L’essentiel, c’est que les femmes puissent comprendre que si elles acceptent de travailler sur cette matière subtile qui émane d’elles pour la consacrer au Principe divin en haut, alors les anges, les archanges et les esprits lumineux les plus élevés serviront de cette matière vraiment unique, précieuse, pour préparer les formes de la nouvelle vie. Comme toutes les femmes de l’humanité représentent collectivement une unité, de même qu’il n’existe en haut qu’une seule femme, la Mère divine, de même il n’existe qu’une seule femme en bas, sur la terre. Et si cette femme collective ici, sur la terre, décide de consacrer une partie de la matière subtile qui émane d’elle pour former un enfant, cet enfant sera le Royaume de Dieu.

Vous ne me croyez peut-être pas, mais c’est la vérité, la pure vérité. Voilà pourquoi je dirai que beaucoup de ceux qui parlent des femmes n’ont rien compris de ce qu’elles sont, surtout quand on compare la profondeur, la grandeur et l’immensité de ce que je viens de vous révéler avec toutes les élucubrations et les idioties que l’on a propagées sur elles depuis des siècles à cause de petites rancunes personnelles. Combien de spiritualiste, de religieux ont méprisé la femme, sans savoir que c’est à cause de ce mépris qu’ils ne pouvaient pas réaliser ce Royaume de dieu qu’ils réclamaient pourtant dans leurs prières. Il est temps qu’ils comprennent que le Royaume de Dieu ne peut être réalisé que par les femmes, parce que c’est la femme qui possède cette essence subtile indispensable pour qu’il prenne corps.
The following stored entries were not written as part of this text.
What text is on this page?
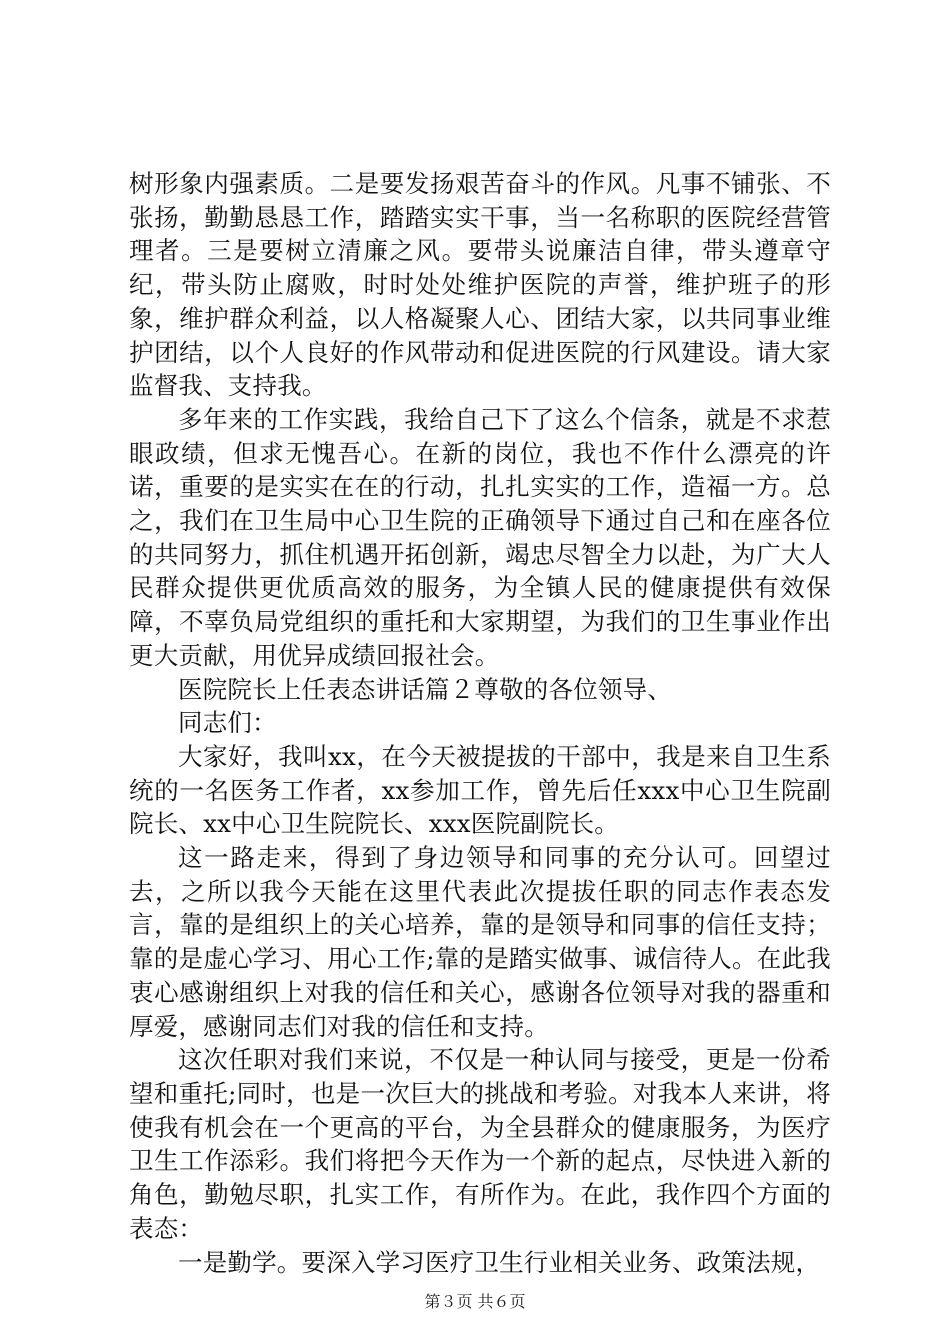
树形象内强素质。二是要发扬艰苦奋斗的作风。凡事不铺张、不张扬，勤勤恳恳工作，踏踏实实干事，当一名称职的医院经营管理者。三是要树立清廉之风。要带头说廉洁自律，带头遵章守纪，带头防止腐败，时时处处维护医院的声誉，维护班子的形象，维护群众利益，以人格凝聚人心、团结大家，以共同事业维护团结，以个人良好的作风带动和促进医院的行风建设。请大家监督我、支持我。

多年来的工作实践，我给自己下了这么个信条，就是不求惹眼政绩，但求无愧吾心。在新的岗位，我也不作什么漂亮的许诺，重要的是实实在在的行动，扎扎实实的工作，造福一方。总之，我们在卫生局中心卫生院的正确领导下通过自己和在座各位的共同努力，抓住机遇开拓创新，竭忠尽智全力以赴，为广大人民群众提供更优质高效的服务，为全镇人民的健康提供有效保障，不辜负局党组织的重托和大家期望，为我们的卫生事业作出更大贡献，用优异成绩回报社会。

医院院长上任表态讲话篇２尊敬的各位领导、

同志们：

大家好，我叫xx，在今天被提拔的干部中，我是来自卫生系统的一名医务工作者，xx参加工作，曾先后任xxx中心卫生院副院长、xx中心卫生院院长、xxx医院副院长。

这一路走来，得到了身边领导和同事的充分认可。回望过去，之所以我今天能在这里代表此次提拔任职的同志作表态发言，靠的是组织上的关心培养，靠的是领导和同事的信任支持；靠的是虚心学习、用心工作;靠的是踏实做事、诚信待人。在此我衷心感谢组织上对我的信任和关心，感谢各位领导对我的器重和厚爱，感谢同志们对我的信任和支持。

这次任职对我们来说，不仅是一种认同与接受，更是一份希望和重托;同时，也是一次巨大的挑战和考验。对我本人来讲，将使我有机会在一个更高的平台，为全县群众的健康服务，为医疗卫生工作添彩。我们将把今天作为一个新的起点，尽快进入新的角色，勤勉尽职，扎实工作，有所作为。在此，我作四个方面的表态：

一是勤学。要深入学习医疗卫生行业相关业务、政策法规，

第３页 共６页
Quand les femmes décideront de se consacrer au Ciel, pour que toute cette matière merveilleuse qu’elles possèdent puisse être utilisée dans un but divin, sur toute la surface de la terre on verra s’allumer des foyers de lumière, et le monde entier parlera le langage de la nouvelle culture, le langage de la nouvelle vie, le langage de l’amour divin. Qu’attendent-elles pour se décider ?

Elles se destinent toujours à des occupations trop basses, trop ordinaires. Arriver à se caser quelque part et élever une marmaille, voilà l’idéal qu’on leur présente depuis d’enfance ! Bien sûr, de plus en plus elles arrivent à exercer des professions qui, sur le plan social, les rendent presque les égales des hommes. C’est très bien, mais c’est insuffisant, et c’est elles-mêmes qui finiront par s’en rendre compte, parce que leur véritable vocation ne s’arrête pas là. De plus en plus elles se sentiront insatisfaites. Mais elles ne devront s’en prendre qu’à elles ; c’est elles qui se fabriquent d’avance une destinée médiocre. Il ne sert à rien qu’elles se plaignent en soupirant : « Seigneur, quelle vie » Car c’est leur faute ; pourquoi n’ont-elles pas un idéal plus élevé ? Toute leur destinée serait changée.

Donc, désormais, que toutes les femmes sur la terre, qu’elles soient mariées ou non, mères de famille ou non, s’efforcent de devenir conscientes de leurs possibilités et décident de contribuer de tout leur être, grâce à leurs émanations subtiles, à la formation d’un nouveau corps collectif, le Royaume de dieu sur la terre. Quand elles commenceront à faire ce travail, quand elles se laisseront fertiliser par cette idée du Royaume de Dieu, le l’Age d’or, elles deviendront véritablement belles, vivantes, rayonnantes, car c’est cette idée qui les vivifiera et les embellira.